# "Moderately planted"?



## average_fishmen (Jan 25, 2010)

Hey all, 

I just started getting into the fish hobby and was wondering if my current setup is suitable for some platies:










It's 10 gallon setup at the moment. How many platies can I fit in this tank?

thanks!


----------



## <3~Pleco~<3 (Jan 31, 2009)

Very nice setup.
IMO you could get away with 5-7 platies.
Are you planning on breeding them?


----------



## jones57742 (Sep 8, 2007)

average_fishmen said:


> It's 10 gallon setup at the moment. How many platies can I fit in this tank?

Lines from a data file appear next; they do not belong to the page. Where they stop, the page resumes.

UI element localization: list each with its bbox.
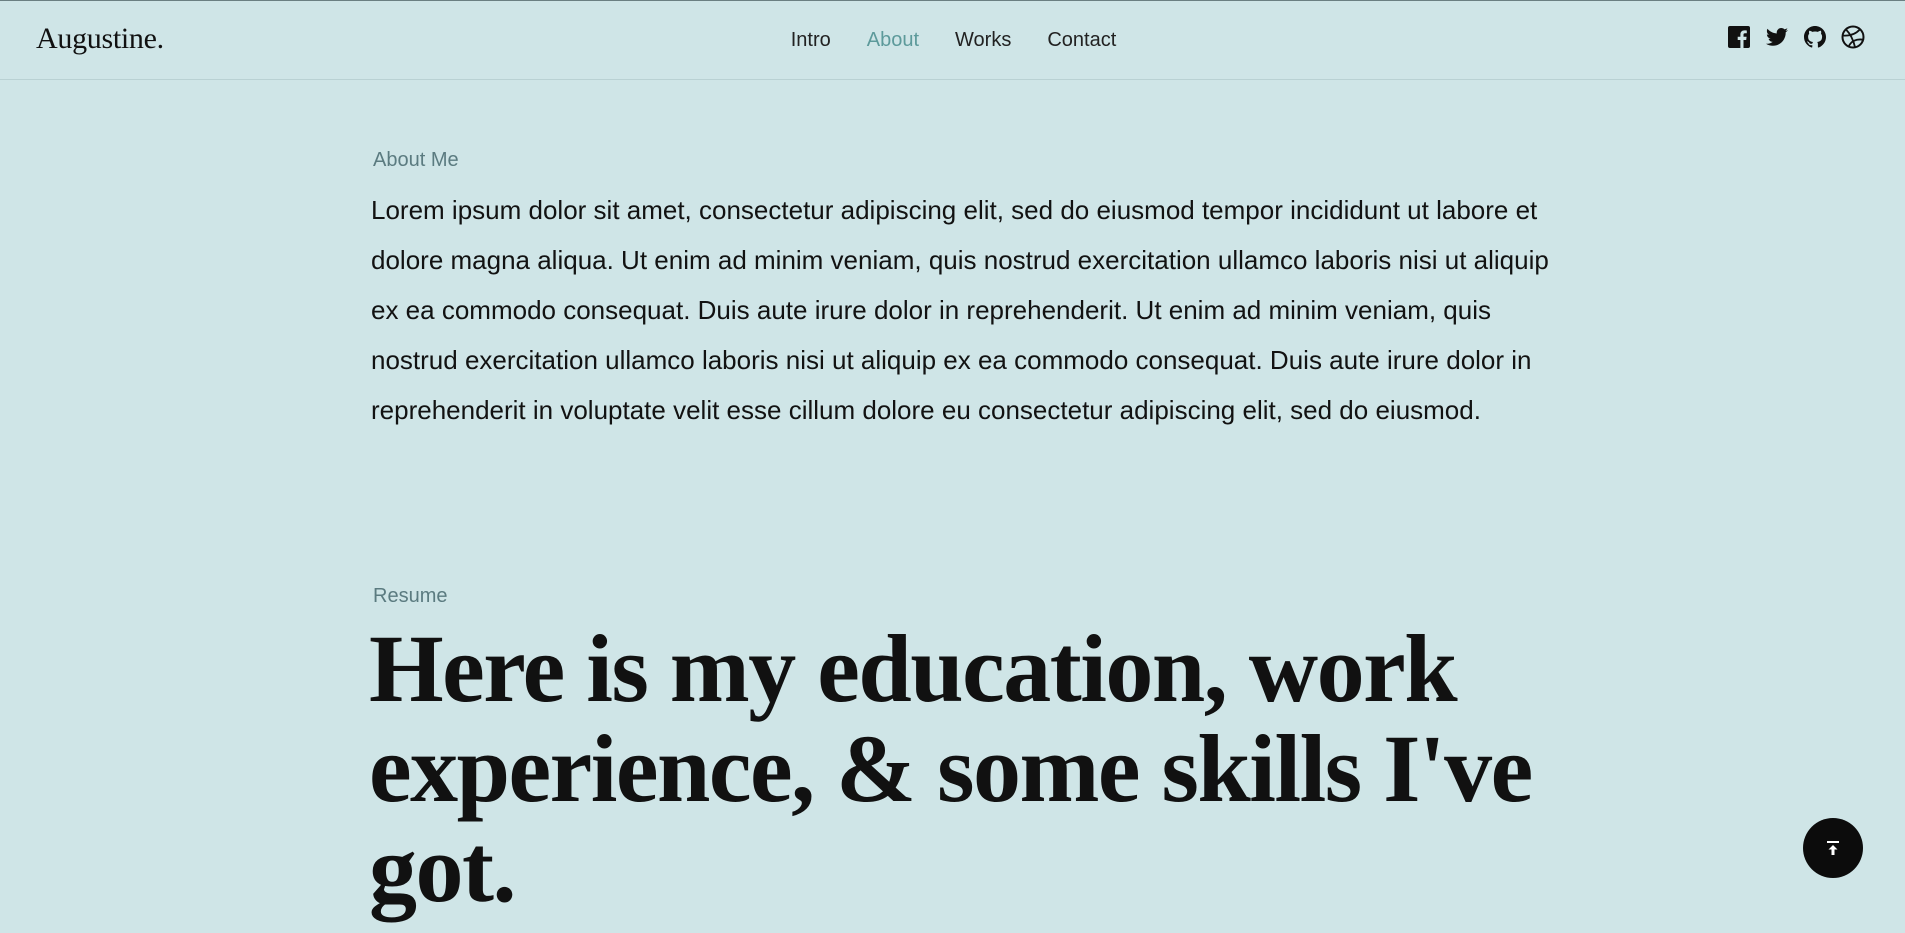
site-header: Augustine. Intro About Works Contact [0,1,1905,80]
dribbble-icon[interactable] [1841,25,1865,49]
github-icon[interactable] [1803,25,1827,49]
nav-item-contact[interactable]: Contact [1047,29,1116,52]
resume-heading: Here is my education, work experience, &… [369,615,1533,922]
twitter-icon[interactable] [1765,25,1789,49]
resume-section-label: Resume [373,585,448,607]
site-logo[interactable]: Augustine. [36,22,164,56]
about-section-label: About Me [373,149,459,171]
nav-item-about[interactable]: About [867,29,919,52]
about-paragraph: Lorem ipsum dolor sit amet, consectetur … [371,195,1549,425]
nav-item-works[interactable]: Works [955,29,1011,52]
main-nav: Intro About Works Contact [0,1,1905,80]
facebook-icon[interactable] [1727,25,1751,49]
nav-item-intro[interactable]: Intro [791,29,831,52]
social-links [1727,25,1865,49]
scroll-to-top-button[interactable] [1803,818,1863,878]
arrow-up-to-top-icon [1827,841,1839,855]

Seven if you have filtration in that tank.

TR


----------



## average_fishmen (Jan 25, 2010)

I don't have any plans for breeding at the moment. I currently have a hanging filter on the rear right side. So 7 is the magic number? I like much indeed.


----------



## daniel89 (Nov 28, 2009)

very nice set up, good job and id say 7 also.


----------



## hXcChic22 (Dec 26, 2009)

Beautiful tank. 
If you don't want to breed, you'd probably be better off getting all females. I'm not sure if males will fight without females to fight over, but I wouldn't chance it. 
If you get all females, you're likely to have some babies, but at least once they're finished having them, there won't be any more because of males. They can hold sperm and babies for a long time, though.


----------